HIV Pathogenesis Section, NIAID/NIH, Bethesda, MD.
Infectious Diseases, Weill Cornell Medicine, Weill Cornell Medical College, Cornell University, New York, NY.
J Acquir Immune Defic Syndr. 2019 Aug 1;81(4):456-462. doi: 10.1097/QAI.0000000000002052.
The benefit of immediate antiretroviral therapy (ART) at CD4 >500 cells/μL was established in the Strategic Timing of Antiretroviral Treatment (START) study. The benefits and risks of immediate ART in participants with low pretreatment viremia, including virologic suppressors, were further assessed.
Randomized prospective international study.
START participants with enrollment viremia <3000 c/mL were included.

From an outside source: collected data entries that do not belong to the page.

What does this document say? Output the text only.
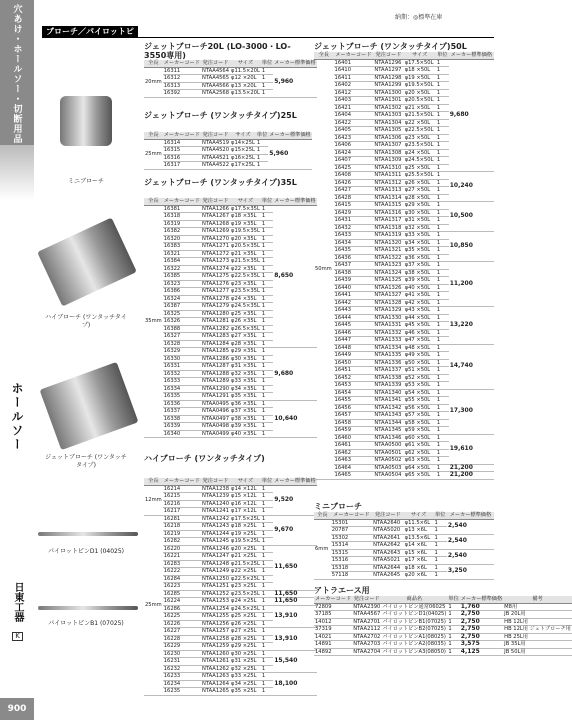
穴あけ・ホールソー・切断用品
ホールソー
日東工器
K
900
納期：◎標準在庫
ブローチ／パイロットピン
ミニブローチ
ハイブローチ (ワンタッチタイプ)
ジェットブローチ (ワンタッチタイプ)
パイロットピンD1 (04025)
パイロットピンB1 (07025)
ジェットブローチ20L (LO-3000・LO-3550専用)
全長	メーカーコード	発注コード	サイズ	単位	メーカー標準価格
20mm	16311	NTAA4564	φ11.5×20L	1	5,960
	16312	NTAA4565	φ12 ×20L	1	
	16313	NTAA4566	φ13 ×20L	1	
	16392	NTAA2568	φ13.5×20L	1	
ジェットブローチ (ワンタッチタイプ)25L
全長	メーカーコード	発注コード	サイズ	単位	メーカー標準価格
25mm	16314	NTAA4519	φ14×25L	1	5,960
	16315	NTAA4520	φ15×25L	1	
	16316	NTAA4521	φ16×25L	1	
	16317	NTAA4522	φ17×25L	1	
ジェットブローチ (ワンタッチタイプ)35L
全長	メーカーコード	発注コード	サイズ	単位	メーカー標準価格
35mm	16381	NTAA1266	φ17.5×35L	1	8,650
	16318	NTAA1267	φ18 ×35L	1	
	16319	NTAA1268	φ19 ×35L	1	
	16382	NTAA1269	φ19.5×35L	1	
	16320	NTAA1270	φ20 ×35L	1	
	16383	NTAA1271	φ20.5×35L	1	
	16321	NTAA1272	φ21 ×35L	1	
	16384	NTAA1273	φ21.5×35L	1	
	16322	NTAA1274	φ22 ×35L	1	
	16385	NTAA1275	φ22.5×35L	1	
	16323	NTAA1276	φ23 ×35L	1	
	16386	NTAA1277	φ23.5×35L	1	
	16324	NTAA1278	φ24 ×35L	1	
	16387	NTAA1279	φ24.5×35L	1	
	16325	NTAA1280	φ25 ×35L	1	
	16326	NTAA1281	φ26 ×35L	1	
	16388	NTAA1282	φ26.5×35L	1	
	16327	NTAA1283	φ27 ×35L	1	
	16328	NTAA1284	φ28 ×35L	1	
	16329	NTAA1285	φ29 ×35L	1	9,680
	16330	NTAA1286	φ30 ×35L	1	
	16331	NTAA1287	φ31 ×35L	1	
	16332	NTAA1288	φ32 ×35L	1	
	16333	NTAA1289	φ33 ×35L	1	
	16334	NTAA1290	φ34 ×35L	1	
	16335	NTAA1291	φ35 ×35L	1	
	16336	NTAA0495	φ36 ×35L	1	10,640
	16337	NTAA0496	φ37 ×35L	1	
	16338	NTAA0497	φ38 ×35L	1	
	16339	NTAA0498	φ39 ×35L	1	
	16340	NTAA0499	φ40 ×35L	1	
ハイブローチ (ワンタッチタイプ)
全長	メーカーコード	発注コード	サイズ	単位	メーカー標準価格
12mm	16214	NTAA1238	φ14 ×12L	1	9,520
	16215	NTAA1239	φ15 ×12L	1	
	16216	NTAA1240	φ16 ×12L	1	
	16217	NTAA1241	φ17 ×12L	1	
25mm	16281	NTAA1242	φ17.5×25L	1	9,670
	16218	NTAA1243	φ18 ×25L	1	
	16219	NTAA1244	φ19 ×25L	1	
	16282	NTAA1245	φ19.5×25L	1	
	16220	NTAA1246	φ20 ×25L	1	11,650
	16221	NTAA1247	φ21 ×25L	1	
	16283	NTAA1248	φ21.5×25L	1	
	16222	NTAA1249	φ22 ×25L	1	
	16284	NTAA1250	φ22.5×25L	1	
	16223	NTAA1251	φ23 ×25L	1	
	16285	NTAA1252	φ23.5×25L	1	11,650
	16224	NTAA1253	φ24 ×25L	1	11,650
	16286	NTAA1254	φ24.5×25L	1	13,910
	16225	NTAA1255	φ25 ×25L	1	
	16226	NTAA1256	φ26 ×25L	1	
	16227	NTAA1257	φ27 ×25L	1	13,910
	16228	NTAA1258	φ28 ×25L	1	
	16229	NTAA1259	φ29 ×25L	1	
	16230	NTAA1260	φ30 ×25L	1	15,540
	16231	NTAA1261	φ31 ×25L	1	
	16232	NTAA1262	φ32 ×25L	1	
	16233	NTAA1263	φ33 ×25L	1	18,100
	16234	NTAA1264	φ34 ×25L	1	
	16235	NTAA1265	φ35 ×25L	1	
ジェットブローチ (ワンタッチタイプ)50L
全長	メーカーコード	発注コード	サイズ	単位	メーカー標準価格
50mm	16401	NTAA1296	φ17.5×50L	1	9,680
	16410	NTAA1297	φ18 ×50L	1	
	16411	NTAA1298	φ19 ×50L	1	
	16402	NTAA1299	φ19.5×50L	1	
	16412	NTAA1300	φ20 ×50L	1	
	16403	NTAA1301	φ20.5×50L	1	
	16421	NTAA1302	φ21 ×50L	1	
	16404	NTAA1303	φ21.5×50L	1	
	16422	NTAA1304	φ22 ×50L	1	
	16405	NTAA1305	φ22.5×50L	1	
	16423	NTAA1306	φ23 ×50L	1	
	16406	NTAA1307	φ23.5×50L	1	
	16424	NTAA1308	φ24 ×50L	1	
	16407	NTAA1309	φ24.5×50L	1	
	16425	NTAA1310	φ25 ×50L	1	
	16408	NTAA1311	φ25.5×50L	1	10,240
	16426	NTAA1312	φ26 ×50L	1	
	16427	NTAA1313	φ27 ×50L	1	
	16428	NTAA1314	φ28 ×50L	1	
	16415	NTAA1315	φ29 ×50L	1	10,500
	16429	NTAA1316	φ30 ×50L	1	
	16431	NTAA1317	φ31 ×50L	1	
	16432	NTAA1318	φ32 ×50L	1	
	16433	NTAA1319	φ33 ×50L	1	10,850
	16434	NTAA1320	φ34 ×50L	1	
	16435	NTAA1321	φ35 ×50L	1	
	16436	NTAA1322	φ36 ×50L	1	
	16437	NTAA1323	φ37 ×50L	1	11,200
	16438	NTAA1324	φ38 ×50L	1	
	16439	NTAA1325	φ39 ×50L	1	
	16440	NTAA1326	φ40 ×50L	1	
	16441	NTAA1327	φ41 ×50L	1	
	16442	NTAA1328	φ42 ×50L	1	
	16443	NTAA1329	φ43 ×50L	1	13,220
	16444	NTAA1330	φ44 ×50L	1	
	16445	NTAA1331	φ45 ×50L	1	
	16446	NTAA1332	φ46 ×50L	1	
	16447	NTAA1333	φ47 ×50L	1	
	16448	NTAA1334	φ48 ×50L	1	14,740
	16449	NTAA1335	φ49 ×50L	1	
	16450	NTAA1336	φ50 ×50L	1	
	16451	NTAA1337	φ51 ×50L	1	
	16452	NTAA1338	φ52 ×50L	1	
	16453	NTAA1339	φ53 ×50L	1	
	16454	NTAA1340	φ54 ×50L	1	17,300
	16455	NTAA1341	φ55 ×50L	1	
	16456	NTAA1342	φ56 ×50L	1	
	16457	NTAA1343	φ57 ×50L	1	
	16458	NTAA1344	φ58 ×50L	1	
	16459	NTAA1345	φ59 ×50L	1	
	16460	NTAA1346	φ60 ×50L	1	19,610
	16461	NTAA0500	φ61 ×50L	1	
	16462	NTAA0501	φ62 ×50L	1	
	16463	NTAA0502	φ63 ×50L	1	
	16464	NTAA0503	φ64 ×50L	1	21,200
	16465	NTAA0504	φ65 ×50L	1	21,200
ミニブローチ
全長	メーカーコード	発注コード	サイズ	単位	メーカー標準価格
6mm	15301	NTAA2640	φ11.5×6L	1	2,540
	20787	NTAA5020	φ13 ×6L	1	
	15302	NTAA2641	φ13.5×6L	1	2,540
	15314	NTAA2642	φ14 ×6L	1	
	15315	NTAA2643	φ15 ×6L	1	2,540
	15316	NTAA5021	φ17 ×6L	1	
	15318	NTAA2644	φ18 ×6L	1	3,250
	57118	NTAA2645	φ20 ×6L	1	
アトラエース用
メーカーコード	発注コード	商品名	単位	メーカー標準価格	備考
72809	NTAA2390	パイロットピン通常06025	1	1,760	M8用
37185	NTAA4567	パイロットピンD1(04025)	1	2,750	JB 20L用
14012	NTAA2701	パイロットピンB1(07025)	1	2,750	HB 12L用
37319	NTAA2112	パイロットピンB2(07025)	1	2,750	HB 12L用 ジェトブローチ用
14021	NTAA2702	パイロットピンA1(08025)	1	2,750	HB 25L用
14891	NTAA2703	パイロットピンA2(08035)	1	3,575	JB 35L用
14892	NTAA2704	パイロットピンA3(08050)	1	4,125	JB 50L用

We compared clinical outcomes (grade 4 adverse events, hospitalizations, or death), plasma viremia, CD4 counts, and changes in biomarkers in immediate versus deferred ART groups.

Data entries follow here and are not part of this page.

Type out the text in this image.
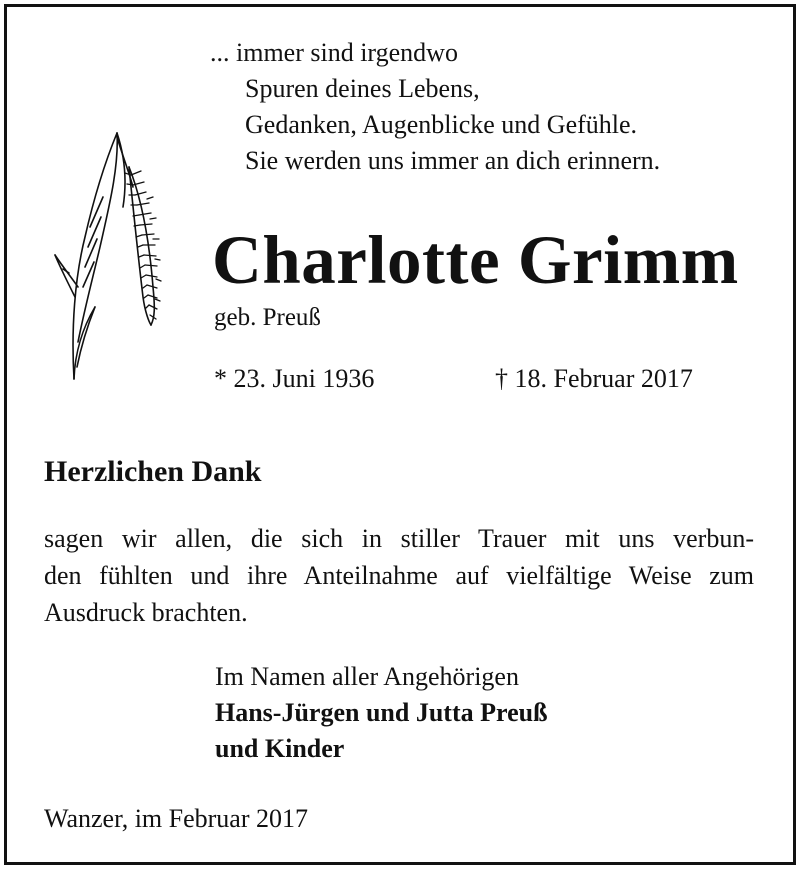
... immer sind irgendwo
Spuren deines Lebens,
Gedanken, Augenblicke und Gefühle.
Sie werden uns immer an dich erinnern.
Charlotte Grimm
geb. Preuß
* 23. Juni 1936	† 18. Februar 2017
Herzlichen Dank
sagen wir allen, die sich in stiller Trauer mit uns verbun-
den fühlten und ihre Anteilnahme auf vielfältige Weise zum
Ausdruck brachten.
Im Namen aller Angehörigen
Hans-Jürgen und Jutta Preuß
und Kinder
Wanzer, im Februar 2017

Participants (N = 1134 including 93 with viremia ≤50 c/mL) had a median age of 37 years, 40% were women, and median CD4 was 713 cells/µL. Ninety-seven percent in the immediate and 29% in the deferred arm initiated ART at a median of 6 and 699 days, respectively. Clinical outcomes were experienced in 64 versus 61 patients in immediate and deferred arms (hazard ratio 1.10, 95% confidence interval: 0.77 to 1.56). The CD4 count difference was 125 cells/µL at 12 and 235 cells/µL at 36 months higher in the immediate versus deferred groups. D-dimer and VCAM levels decreased, and C-reactive protein increased, in the immediate arm at month 8. No significant changes in CD4 counts or biomarkers were observed in persons who maintained spontaneous virologic suppression.

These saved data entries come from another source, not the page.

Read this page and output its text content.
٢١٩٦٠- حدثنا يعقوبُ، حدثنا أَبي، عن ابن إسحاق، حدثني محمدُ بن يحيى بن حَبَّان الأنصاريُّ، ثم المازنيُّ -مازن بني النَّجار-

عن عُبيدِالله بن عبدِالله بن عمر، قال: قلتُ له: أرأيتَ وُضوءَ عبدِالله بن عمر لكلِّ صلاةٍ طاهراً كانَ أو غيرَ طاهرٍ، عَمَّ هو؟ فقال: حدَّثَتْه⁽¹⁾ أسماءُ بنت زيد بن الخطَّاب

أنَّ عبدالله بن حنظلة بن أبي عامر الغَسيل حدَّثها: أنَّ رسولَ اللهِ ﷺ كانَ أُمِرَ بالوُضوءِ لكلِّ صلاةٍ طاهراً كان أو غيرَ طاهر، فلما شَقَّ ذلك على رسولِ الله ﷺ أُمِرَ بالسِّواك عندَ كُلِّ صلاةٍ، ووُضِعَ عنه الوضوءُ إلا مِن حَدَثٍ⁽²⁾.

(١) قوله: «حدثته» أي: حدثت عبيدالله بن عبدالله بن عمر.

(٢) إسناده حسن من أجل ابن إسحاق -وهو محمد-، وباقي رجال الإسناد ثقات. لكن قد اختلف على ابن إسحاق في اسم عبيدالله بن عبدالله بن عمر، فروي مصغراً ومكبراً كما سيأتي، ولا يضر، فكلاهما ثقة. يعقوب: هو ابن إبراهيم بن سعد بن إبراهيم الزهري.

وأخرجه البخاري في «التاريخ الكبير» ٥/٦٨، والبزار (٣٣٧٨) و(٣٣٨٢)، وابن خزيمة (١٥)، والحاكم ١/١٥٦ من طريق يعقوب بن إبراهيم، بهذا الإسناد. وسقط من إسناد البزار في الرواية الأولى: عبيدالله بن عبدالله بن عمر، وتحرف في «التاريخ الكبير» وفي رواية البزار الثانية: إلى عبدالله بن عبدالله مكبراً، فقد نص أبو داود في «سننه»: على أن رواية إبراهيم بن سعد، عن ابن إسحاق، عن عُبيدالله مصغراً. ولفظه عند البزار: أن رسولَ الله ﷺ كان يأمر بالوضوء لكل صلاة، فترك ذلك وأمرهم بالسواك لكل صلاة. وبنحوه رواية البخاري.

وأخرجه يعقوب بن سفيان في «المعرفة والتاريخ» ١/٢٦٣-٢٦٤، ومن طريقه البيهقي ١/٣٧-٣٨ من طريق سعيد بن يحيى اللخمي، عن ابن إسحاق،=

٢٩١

START participants with low enrollment viremia experienced higher CD4 counts, greater proportion with suppressed viremia, and decreases in D-dimer levels on immediate ART despite the lack of difference in serious clinical outcomes. These data support immediate ART in people with low viremia, although equipoise remains for suppressors.
在战略时机启动抗逆转录病毒治疗(START)研究中,CD4 细胞>500 个/μL 时开始抗逆转录病毒治疗(ART)的益处已得到确立。进一步评估了低预处理病毒血症(包括病毒学抑制者)参与者中立即开始 ART 的益处和风险。
随机前瞻性国际研究。
纳入了开始研究中入组时病毒载量<3000 c/mL 的参与者。我们比较了即刻 ART 组与延迟 ART 组的临床结局(4 级不良事件、住院或死亡)、血浆病毒载量、CD4 计数以及生物标志物的变化。
共有 1134 名参与者(包括病毒载量≤50 c/mL 的 93 名参与者),其平均年龄为 37 岁,40%为女性,平均 CD4 为 713 个/μL。即刻 ART 组和延迟 ART 组分别有 97%和 29%的患者在中位时间 6 天和 699 天后开始接受 ART。即刻和延迟 ART 组中各有 64 名和 61 名患者发生临床结局(风险比 1.10,95%置信区间:0.77 至 1.56)。即刻 ART 组和延迟 ART 组在 12 个月和 36 个月时的 CD4 计数差异分别为 125 个/μL 和 235 个/μL。在第 8 个月,即刻治疗组的 D-二聚体和 VCAM 水平下降,C 反应蛋白升高。在维持自发病毒学抑制的患者中,未观察到 CD4 计数或生物标志物的显著变化。
在开始研究中病毒载量较低的参与者中,尽管严重临床结局无差异,但 CD4 计数较高,更多的患者病毒载量被抑制,D-二聚体水平下降。这些数据支持低病毒血症患者进行即刻 ART,尽管抑制者仍存在均衡性。